WASHINGTON (Reuters) – The U.S. Treasury said on Thursday it will close an unintended loophole created by the Republican tax overhaul that let some Wall Street financial managers dodge new limits on“carried interest” by operating as businesses known as S-corporations.
Carried interest refers to a longstanding Wall Street tax break that let many private equity and hedge fund financiers pay the lower capital gains tax rate on much of their income, instead of the higher income tax rate paid by wage-earners.
President Donald Trump vowed to close the loophole during the 2016 presidential election campaign.

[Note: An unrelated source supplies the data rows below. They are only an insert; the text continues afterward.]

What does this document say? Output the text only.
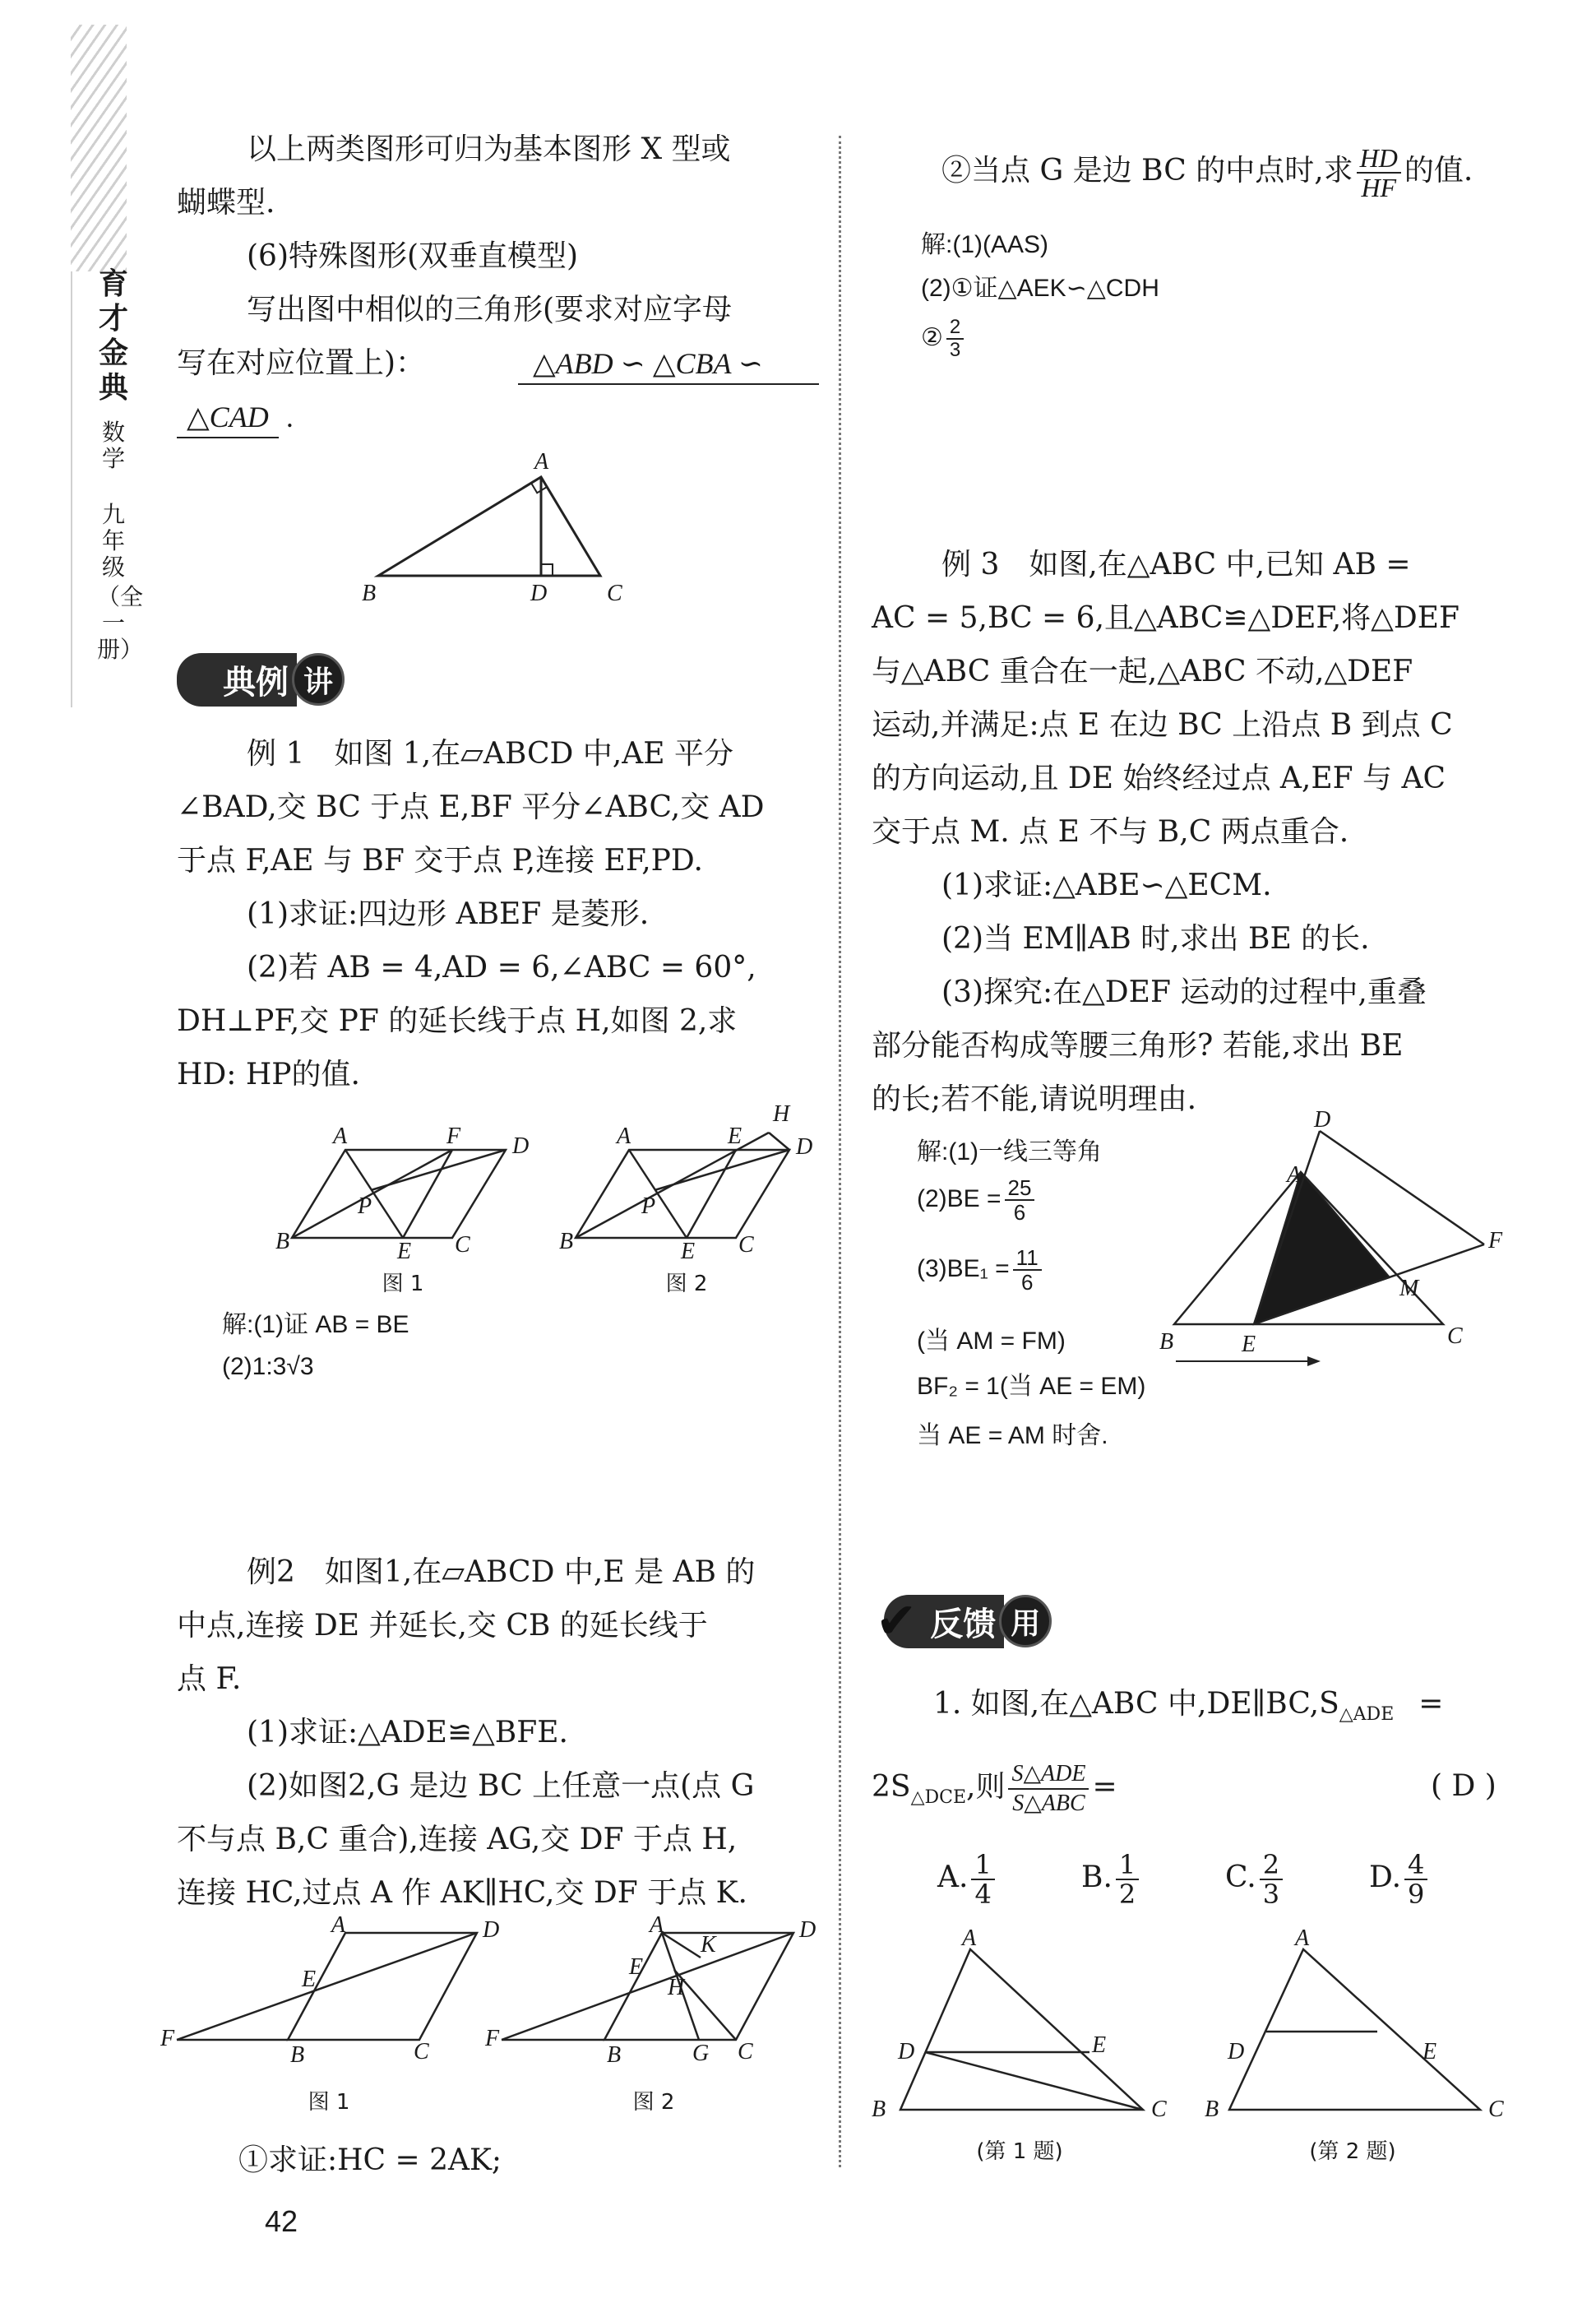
育才金典
数学
九年级
（全一册）
以上两类图形可归为基本图形 X 型或
蝴蝶型.
(6)特殊图形(双垂直模型)
写出图中相似的三角形(要求对应字母
写在对应位置上)：	△ABD ∽ △CBA ∽
△CAD .
A
B	D	C
典例 讲
例 1　如图 1,在▱ABCD 中,AE 平分
∠BAD,交 BC 于点 E,BF 平分∠ABC,交 AD
于点 F,AE 与 BF 交于点 P,连接 EF,PD.
(1)求证:四边形 ABEF 是菱形.
(2)若 AB = 4,AD = 6,∠ABC = 60°,
DH⊥PF,交 PF 的延长线于点 H,如图 2,求
HD: HP的值.
A	F D
B	E C
P
图 1
A	E
H
D
B	E C
P
图 2
解:(1)证 AB = BE
(2)1:3√3
例2　如图1,在▱ABCD 中,E 是 AB 的
中点,连接 DE 并延长,交 CB 的延长线于
点 F.
(1)求证:△ADE≌△BFE.
(2)如图2,G 是边 BC 上任意一点(点 G
不与点 B,C 重合),连接 AG,交 DF 于点 H,
连接 HC,过点 A 作 AK∥HC,交 DF 于点 K.
A	D
E
F
B	C
图 1
A	D
K
E
H
F
B	G C
图 2
①求证:HC = 2AK;
42
②当点 G 是边 BC 的中点时,求 $\frac{HD}{HF}$ 的值.
解:(1)(AAS)
(2)①证△AEK∽△CDH
② $\frac{2}{3}$
例 3　如图,在△ABC 中,已知 AB =
AC = 5,BC = 6,且△ABC≌△DEF,将△DEF
与△ABC 重合在一起,△ABC 不动,△DEF
运动,并满足:点 E 在边 BC 上沿点 B 到点 C
的方向运动,且 DE 始终经过点 A,EF 与 AC
交于点 M. 点 E 不与 B,C 两点重合.
(1)求证:△ABE∽△ECM.
(2)当 EM∥AB 时,求出 BE 的长.
(3)探究:在△DEF 运动的过程中,重叠
部分能否构成等腰三角形? 若能,求出 BE
的长;若不能,请说明理由.
解:(1)一线三等角
$(2)BE = \frac{25}{6}$
$(3)BE_1 = \frac{11}{6}$
(当 AM = FM)
BF₂ = 1(当 AE = EM)
当 AE = AM 时舍.
D
A
F
M
B	E	C
✔ 反馈 用
1. 如图,在△ABC 中$,DE\parallel BC,S_{\triangle ADE}$ =
$2S_{\triangle DCE}$,则 $\frac{\text{S△ADE}}{\text{S△ABC}}$ =	( D )
A. $\frac{1}{4}$	B. $\frac{1}{2}$	C. $\frac{2}{3}$	D. $\frac{4}{9}$
A
D	E
B	C
(第 1 题)
A
D	E
B	C
(第 2 题)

Republican tax legislation signed into law by Trump in December required fund managers to hold investments for at least three years before becoming eligible for the lower capital gains rate, but it exempted corporations.
Media reports soon followed saying that some investment funds were setting up pass-through entities known as S-corporations in the hopes of qualifying for the corporate exemption and skirting the carried interest restriction.
On Thursday, the Treasury and its tax-collecting Internal Revenue Service announced that forthcoming regulations will prevent S-corporations from taking advantage of the carried interest exemption.
S-corporations are a form of business entity that passes profits on to business owners as personal income.
New Treasury rules are expected to specify that the exemption applies only to C-corporations, including publicly traded companies, which pay income tax before distributing net profits to shareholders as dividends.
“We worked expeditiously to take this first step to clarify that S corporations are subject to the three-year holding period for carried interest,” Treasury Secretary Steven Mnuchin said in a statement.
The American Investment Council, which represents private equity investors, welcomed Treasury’s guidance, saying in a statement that the government’s position“correctly clarifies the intent of the law.”